Climbing the Great Wall of China — whether you want to go solo or join a group — requires plenty of planning and patience.
Here are tips to help you check off this landmark on your Fit Bucket List with a minimum of logistical difficulties:
Try to Get an Upgrade
You can find fare sales in coach quite often to Beijing, however this might be the right time to finally use your airline miles to upgrade to business or first class. Take advantage of alliances to fly in style with an Asian carrier like Cathay Pacific or Japan Air. That will give you some rest and relaxation before tackling the steep slopes of the Great Wall. Just don’t overdo it on the free champagne.
Don’t Forget Your Visa
Don’t forget to allow several weeks’ processing time for a Chinese visa, which will cost at least $140. For more information from the Chinese Embassy in the U.S. and to apply, visit here.
Option 1: Visit the Wall On Your Own at Badaling
If you want to explore the Great Wall on your own, as a local would, the best place to access it is Badaling, a section of the wall located about 50 miles northwest of Beijing.
Take into consideration:
- There will be long lines: You will queue up in a holding pen outside Beijing North Rail Station, as well as wait in another long line once inside the station in anticipation of the arrival of an S2 train. When the train arrives, be prepared to run because seats are on a first come, first serve basis.

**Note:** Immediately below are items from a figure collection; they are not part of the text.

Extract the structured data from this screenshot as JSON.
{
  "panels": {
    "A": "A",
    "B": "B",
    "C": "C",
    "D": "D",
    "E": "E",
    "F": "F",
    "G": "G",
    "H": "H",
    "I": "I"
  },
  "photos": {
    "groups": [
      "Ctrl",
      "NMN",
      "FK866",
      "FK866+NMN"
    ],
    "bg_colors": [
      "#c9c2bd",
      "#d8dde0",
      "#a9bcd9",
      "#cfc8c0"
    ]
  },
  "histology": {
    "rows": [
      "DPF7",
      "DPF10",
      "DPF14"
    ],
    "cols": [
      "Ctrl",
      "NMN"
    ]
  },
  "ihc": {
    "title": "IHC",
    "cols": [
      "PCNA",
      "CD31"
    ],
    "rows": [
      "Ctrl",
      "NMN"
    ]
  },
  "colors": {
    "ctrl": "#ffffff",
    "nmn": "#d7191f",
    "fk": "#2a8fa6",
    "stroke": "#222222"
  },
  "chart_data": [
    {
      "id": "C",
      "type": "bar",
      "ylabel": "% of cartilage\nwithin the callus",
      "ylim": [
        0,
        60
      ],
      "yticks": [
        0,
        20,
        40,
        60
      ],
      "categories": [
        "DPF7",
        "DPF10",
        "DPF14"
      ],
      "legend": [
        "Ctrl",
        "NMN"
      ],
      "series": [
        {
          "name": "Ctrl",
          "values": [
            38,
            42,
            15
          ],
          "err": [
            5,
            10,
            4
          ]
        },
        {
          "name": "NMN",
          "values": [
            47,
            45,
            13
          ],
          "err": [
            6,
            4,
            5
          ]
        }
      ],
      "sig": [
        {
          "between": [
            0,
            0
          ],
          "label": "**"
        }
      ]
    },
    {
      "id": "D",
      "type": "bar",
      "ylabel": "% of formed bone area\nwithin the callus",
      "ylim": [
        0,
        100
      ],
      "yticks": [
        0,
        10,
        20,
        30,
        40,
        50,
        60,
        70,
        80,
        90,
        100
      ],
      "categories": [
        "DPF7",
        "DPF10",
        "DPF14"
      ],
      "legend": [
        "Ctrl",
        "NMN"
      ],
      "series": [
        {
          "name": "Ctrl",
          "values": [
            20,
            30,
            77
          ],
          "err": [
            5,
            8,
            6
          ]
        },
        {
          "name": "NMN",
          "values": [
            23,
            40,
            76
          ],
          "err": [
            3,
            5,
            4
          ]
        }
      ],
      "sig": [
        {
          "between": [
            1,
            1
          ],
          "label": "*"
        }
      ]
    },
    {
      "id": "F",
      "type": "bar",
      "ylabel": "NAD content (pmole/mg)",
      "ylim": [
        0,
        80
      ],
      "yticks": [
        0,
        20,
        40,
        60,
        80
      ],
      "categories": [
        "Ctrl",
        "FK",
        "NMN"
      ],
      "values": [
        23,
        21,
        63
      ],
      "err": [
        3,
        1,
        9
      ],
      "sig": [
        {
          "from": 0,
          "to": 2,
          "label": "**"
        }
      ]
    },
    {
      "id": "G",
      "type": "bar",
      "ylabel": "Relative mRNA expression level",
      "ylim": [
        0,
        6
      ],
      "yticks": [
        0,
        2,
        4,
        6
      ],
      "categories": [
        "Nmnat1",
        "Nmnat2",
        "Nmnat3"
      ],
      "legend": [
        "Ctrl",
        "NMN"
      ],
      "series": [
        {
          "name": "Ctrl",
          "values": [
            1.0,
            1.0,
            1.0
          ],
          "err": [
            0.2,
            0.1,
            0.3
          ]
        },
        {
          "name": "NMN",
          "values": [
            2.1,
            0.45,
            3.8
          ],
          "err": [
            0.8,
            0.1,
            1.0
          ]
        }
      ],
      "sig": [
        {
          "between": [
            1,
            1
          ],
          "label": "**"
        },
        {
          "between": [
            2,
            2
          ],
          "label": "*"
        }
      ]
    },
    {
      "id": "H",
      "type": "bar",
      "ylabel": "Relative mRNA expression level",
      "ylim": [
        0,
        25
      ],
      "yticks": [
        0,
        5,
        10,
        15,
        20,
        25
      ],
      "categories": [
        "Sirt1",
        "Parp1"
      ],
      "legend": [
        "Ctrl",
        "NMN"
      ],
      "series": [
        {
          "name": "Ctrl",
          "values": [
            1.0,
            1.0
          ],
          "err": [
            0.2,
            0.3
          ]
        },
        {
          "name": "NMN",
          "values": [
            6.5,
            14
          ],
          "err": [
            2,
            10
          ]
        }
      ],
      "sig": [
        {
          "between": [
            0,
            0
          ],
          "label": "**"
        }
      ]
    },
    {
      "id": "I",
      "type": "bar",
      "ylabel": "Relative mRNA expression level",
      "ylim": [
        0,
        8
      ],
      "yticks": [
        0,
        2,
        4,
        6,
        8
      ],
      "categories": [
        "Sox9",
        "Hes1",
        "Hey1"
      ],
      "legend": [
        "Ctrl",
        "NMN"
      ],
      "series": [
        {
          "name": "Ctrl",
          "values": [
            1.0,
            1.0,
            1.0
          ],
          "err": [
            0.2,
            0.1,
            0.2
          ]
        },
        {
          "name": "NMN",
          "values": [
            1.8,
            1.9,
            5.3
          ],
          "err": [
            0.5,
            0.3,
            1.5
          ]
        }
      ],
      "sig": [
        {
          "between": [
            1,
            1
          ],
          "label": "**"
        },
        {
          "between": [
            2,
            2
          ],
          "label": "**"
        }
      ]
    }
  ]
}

- Bring water, snacks: Stock up on water on the train, because it will cost less than at your destination. However, you can find reasonably priced snacks, like tea eggs and corn on the cob, at the various shops leading to the entrance, as well as at rest stops built alongside the Great Wall.
- Restrooms will be questionable: While there are bathroom facilities along the Badaling section of the Great Wall, few if any offer toilet paper. Bring some Kleenex and wet wipes to be safe. As in most of Asia, the toilets require squatting — for men, this poses less of a problem, but women will want to practice the appropriate maneuver on leg workout day. (Pro tip: Wearing a hiking skirt is advisable)
Option 2: Visit the Great Wall with an Escorted Tour
If you would prefer someone else do the planning and don’t mind conforming to a schedule, you can book a group or private tour. A guide can take you to less traveled sections of the wall that are also more challenging physically. Badaling is a tough hike, but unrestored sections will be even more difficult.
Book a tour before you leave home or through your hotel, via a reputable group, like Great Wall Hiking and Travel China Guide. Don’t wait until you get to the train station, where some operators receive a kickback or will try to sell you additional services. A quality tour will offer bonuses, such as meals at a local guesthouses and visits with historians in the villages around the Great Wall.
A small-group day hike will cost around $130 per person, while a three-day private hike can cost $500 to 600 per person. If you think this might be your one-and-only visit to China, you might want to hire a knowledgeable guide — and enjoy the road less traveled.